Affordable housing developer remains committed to Suitland
Colquitt used basketball, business savvy to develop successful programs
During the early 2000s, Suitland-based affordable housing developer Bleu Colquitt discovered an unlikely but powerful weapon to combat crime blighting several Suitland neighborhoods: a portable basketball hoop.
Colquitt, 50, who played professional basketball in Europe for five years in the 1980s and now lives in Fort Washington, would set up the hoop on a troubled street and invite area youth to come out and play. If drug dealers were hanging around nearby, he would firmly tell them to get lost.
"We'd say, No, you've got to go,'" he said.
This year marks a decade since Colquitt first arrived in Prince George's County, bringing a passion for youth mentoring programs, affordable housing projects and other community development initiatives. His newest venture is into the world of affordable housing building, with an 18-unit development planned in Suitland, Bradbury Homes, that was recently approved for federal housing money.
An Arlington, Va., native, Colquitt moved to Washington, D.C., after his stint playing in professional basketball leagues in France, Portugal, Switzerland and elsewhere around Europe. He parlayed his success in business first with a car import company, later in the mortgage industry into sponsoring youth mentoring programs, especially for young black men, in some of the District's least-served communities. He would bring basketballs and a hoop but refuse to play with young men who were skipping school.
"I'd say, You cannot play basketball until after 4 p.m.,' and that's how it started," he said, adding that he would use relationships developed on the court to encourage many of the young men to stay in school and, in many cases, pursue a college degree.
Around 2000, Colquitt said several contacts in Prince George's County began encouraging him to replicate his youth mentoring programs in Suitland. At first, he said, he wasn't interested.
"In D.C., you saw the struggles," he said. His perception at the time, he added, was that "in the county, you have houses, you have nice facilities."
But a tour of Homer Avenue, a notoriously crime-ridden corridor in Suitland at the time, changed his mind. Suitland Civic Association President Elsie Jacobs said that when she first met Colquitt, she was convinced he wouldn't stick around once he realized how troubled some of the neighborhoods were.
"I explained to them about all the murders and the shootings, [but] they went right in," she said, referring to Colquitt and some of his colleagues. "Some of the people we were having so many issues with, they went right on in, mentored them, pulled them in, [and] their behaviors changed in the school."
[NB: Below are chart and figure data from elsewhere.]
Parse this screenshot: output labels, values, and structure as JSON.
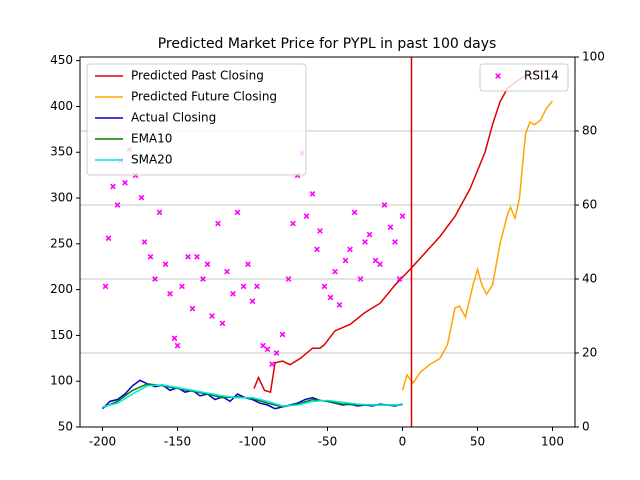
{
  "chart_data": {
    "type": "line",
    "title": "Predicted Market Price for PYPL in past 100 days",
    "xlim": [
      -215,
      115
    ],
    "xticks": [
      -200,
      -150,
      -100,
      -50,
      0,
      50,
      100
    ],
    "ylim": [
      50,
      454
    ],
    "yticks": [
      50,
      100,
      150,
      200,
      250,
      300,
      350,
      400,
      450
    ],
    "y2lim": [
      0,
      100
    ],
    "y2ticks": [
      0,
      20,
      40,
      60,
      80,
      100
    ],
    "grid": "y2",
    "legend": "upper left",
    "legend2": "upper right",
    "vline": {
      "x": 6,
      "color": "#e00000"
    },
    "series": [
      {
        "name": "Predicted Past Closing",
        "color": "#e00000",
        "x": [
          -99,
          -96,
          -92,
          -88,
          -85,
          -80,
          -75,
          -68,
          -60,
          -55,
          -52,
          -45,
          -35,
          -25,
          -15,
          -5,
          5,
          15,
          25,
          35,
          45,
          55,
          60,
          65,
          70,
          80,
          90,
          98
        ],
        "values": [
          92,
          104,
          90,
          88,
          120,
          122,
          118,
          125,
          136,
          136,
          140,
          155,
          162,
          175,
          185,
          205,
          222,
          240,
          258,
          280,
          310,
          350,
          380,
          405,
          420,
          432,
          438,
          440
        ]
      },
      {
        "name": "Predicted Future Closing",
        "color": "#ffa500",
        "x": [
          0,
          3,
          7,
          12,
          18,
          25,
          30,
          35,
          38,
          42,
          47,
          50,
          53,
          56,
          60,
          65,
          70,
          72,
          75,
          78,
          82,
          85,
          88,
          92,
          96,
          100
        ],
        "values": [
          90,
          107,
          98,
          110,
          118,
          125,
          140,
          180,
          182,
          170,
          205,
          222,
          205,
          195,
          205,
          250,
          282,
          290,
          278,
          300,
          370,
          383,
          380,
          385,
          398,
          406
        ]
      },
      {
        "name": "Actual Closing",
        "color": "#0000cc",
        "x": [
          -200,
          -195,
          -190,
          -185,
          -180,
          -175,
          -170,
          -165,
          -160,
          -155,
          -150,
          -145,
          -140,
          -135,
          -130,
          -125,
          -120,
          -115,
          -110,
          -105,
          -100,
          -95,
          -90,
          -85,
          -80,
          -75,
          -70,
          -65,
          -60,
          -55,
          -50,
          -45,
          -40,
          -35,
          -30,
          -25,
          -20,
          -15,
          -10,
          -5,
          0
        ],
        "values": [
          70,
          78,
          80,
          86,
          95,
          101,
          97,
          94,
          96,
          90,
          93,
          88,
          90,
          84,
          86,
          80,
          83,
          78,
          86,
          82,
          80,
          76,
          74,
          70,
          72,
          74,
          76,
          80,
          82,
          79,
          78,
          76,
          74,
          75,
          73,
          74,
          73,
          75,
          74,
          73,
          75
        ]
      },
      {
        "name": "EMA10",
        "color": "#008000",
        "x": [
          -200,
          -190,
          -180,
          -170,
          -160,
          -150,
          -140,
          -130,
          -120,
          -110,
          -100,
          -90,
          -80,
          -70,
          -60,
          -50,
          -40,
          -30,
          -20,
          -10,
          0
        ],
        "values": [
          71,
          78,
          90,
          97,
          95,
          92,
          89,
          86,
          82,
          83,
          81,
          76,
          72,
          75,
          80,
          78,
          75,
          74,
          74,
          74,
          74
        ]
      },
      {
        "name": "SMA20",
        "color": "#00e5e5",
        "x": [
          -200,
          -190,
          -180,
          -170,
          -160,
          -150,
          -140,
          -130,
          -120,
          -110,
          -100,
          -90,
          -80,
          -70,
          -60,
          -50,
          -40,
          -30,
          -20,
          -10,
          0
        ],
        "values": [
          72,
          76,
          86,
          95,
          96,
          93,
          90,
          87,
          84,
          82,
          82,
          78,
          73,
          74,
          78,
          79,
          77,
          75,
          74,
          74,
          74
        ]
      },
      {
        "name": "RSI14",
        "color": "#ff00ff",
        "axis": "y2",
        "kind": "scatter",
        "x": [
          -198,
          -196,
          -193,
          -190,
          -188,
          -185,
          -182,
          -178,
          -174,
          -172,
          -168,
          -165,
          -162,
          -158,
          -155,
          -152,
          -150,
          -147,
          -143,
          -140,
          -137,
          -133,
          -130,
          -127,
          -123,
          -120,
          -117,
          -113,
          -110,
          -106,
          -103,
          -100,
          -97,
          -93,
          -90,
          -87,
          -84,
          -80,
          -76,
          -73,
          -70,
          -67,
          -64,
          -60,
          -57,
          -55,
          -52,
          -48,
          -45,
          -42,
          -38,
          -35,
          -32,
          -28,
          -25,
          -22,
          -18,
          -15,
          -12,
          -8,
          -5,
          -2,
          0
        ],
        "values": [
          38,
          51,
          65,
          60,
          72,
          66,
          75,
          68,
          62,
          50,
          46,
          40,
          58,
          44,
          36,
          24,
          22,
          38,
          46,
          32,
          46,
          40,
          44,
          30,
          55,
          28,
          42,
          36,
          58,
          38,
          44,
          34,
          38,
          22,
          21,
          17,
          20,
          25,
          40,
          55,
          68,
          74,
          57,
          63,
          48,
          53,
          38,
          35,
          42,
          33,
          45,
          48,
          58,
          40,
          50,
          52,
          45,
          44,
          60,
          54,
          50,
          40,
          57
        ]
      }
    ]
  }
}
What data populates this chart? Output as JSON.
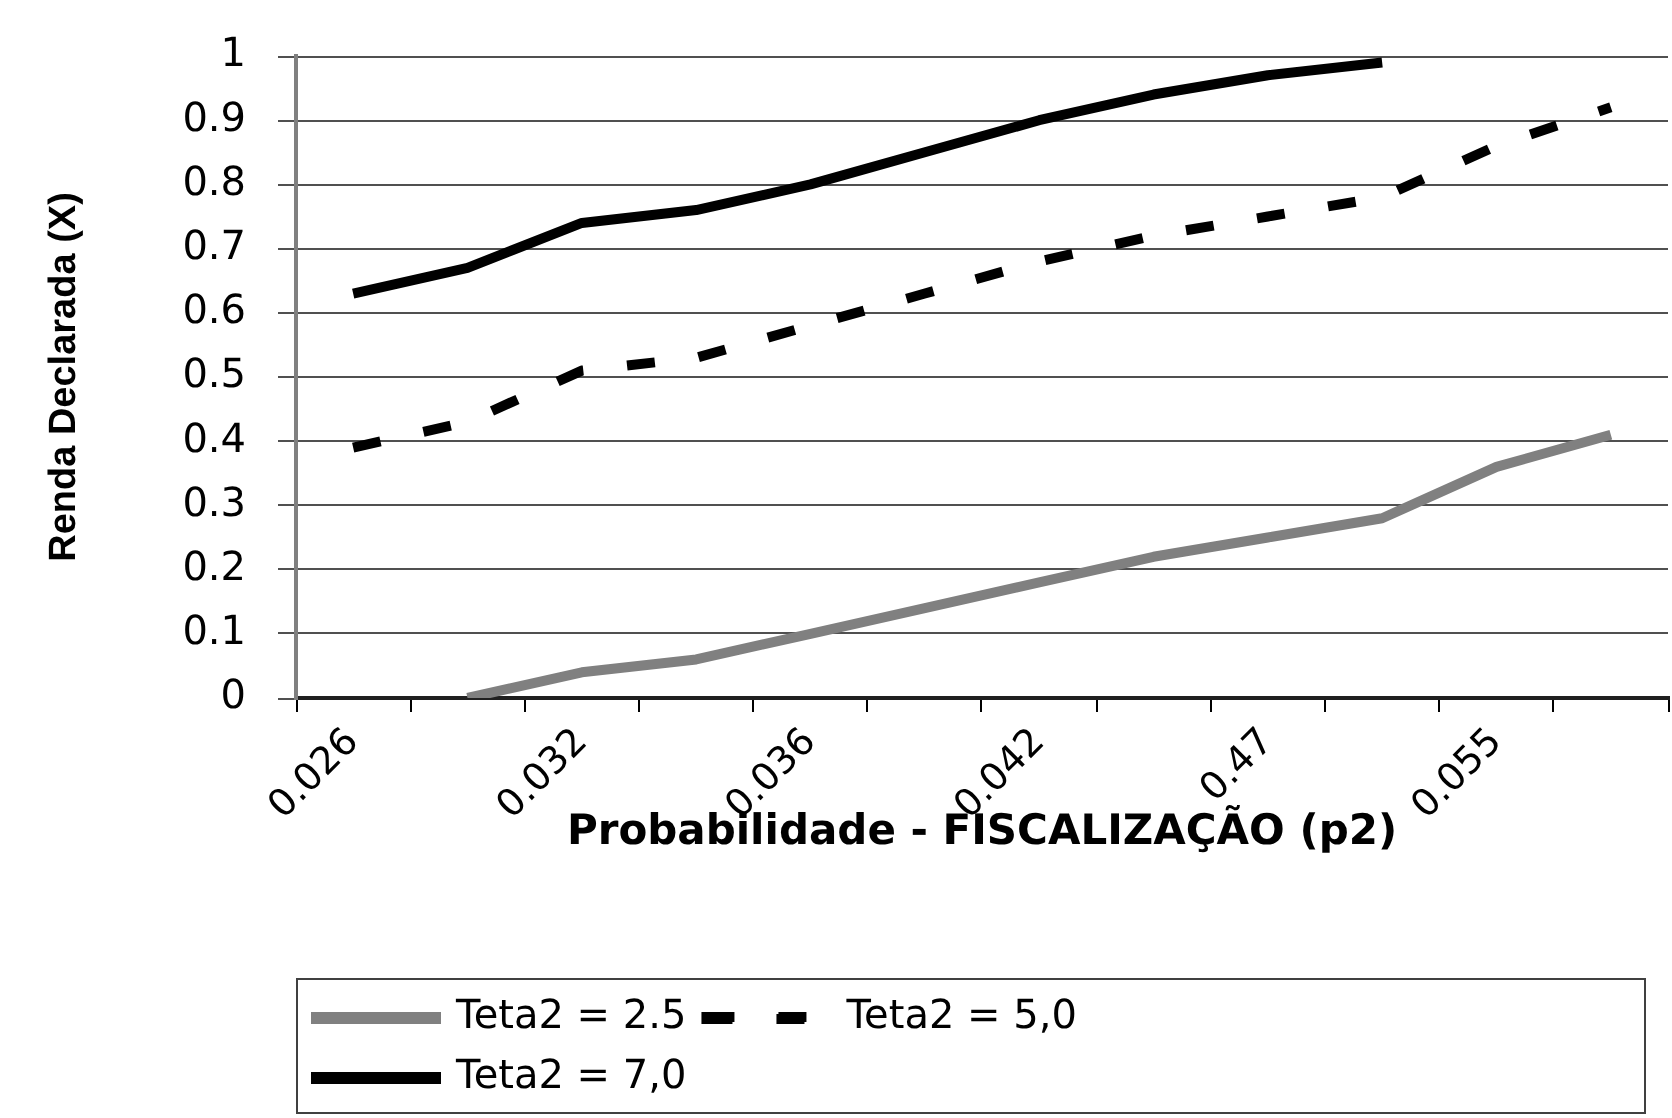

In 2003, Colquitt created the Omega Gold Development Group, a nonprofit organization aimed at counseling first-time homebuyers and assisting other area residents seeking affordable housing; Jacobs helped him find a new office in the Windsor Crossing community in Suitland.
Omega Gold became a county-certified Community Housing Development Organization in 2005. The Bradbury Homes project, a joint venture with for-profit homebuilder Highmount Homes, is Colquitt's first foray into the development side of affordable housing, a market he believes is underserved in the county.
Vroman Wright, who serves as Omega Gold's program coordinator, said he believes Colquitt is "committed" to Suitland. Wright, who lives in the District but lived previously in Bowie, said he met Colquitt when he first started his mentoring programs on Homer Avenue.
"I was so personally moved by the idea of the project I went to him and introduced myself and said, I'm willing to volunteer my time,'" Wright said. "His level of commitment and genuine concern for those less fortunate are the two things that stand out [about Colquitt]."
In addition to continuing his youth mentoring and affordable housing programs, Colquitt and his nonprofit staff also organize events for senior citizens living in Suitland, including an annual turkey dinner giveaway around Thanksgiving and monthly birthday parties.
In October, he helped spearhead the creation of a Boy Scout troop in Suitland and is working with Jacobs and other community stakeholders to set up a Boys and Girls Club at Drew Freeman Middle School, also in Suitland.
Colquitt said he hopes to be a part of the long-term revitalization of Suitland, a community with residents he admires for their "zeal" for protecting and improving their neighborhoods.
"I'm proud of this county, especially in the inner beltway," he said.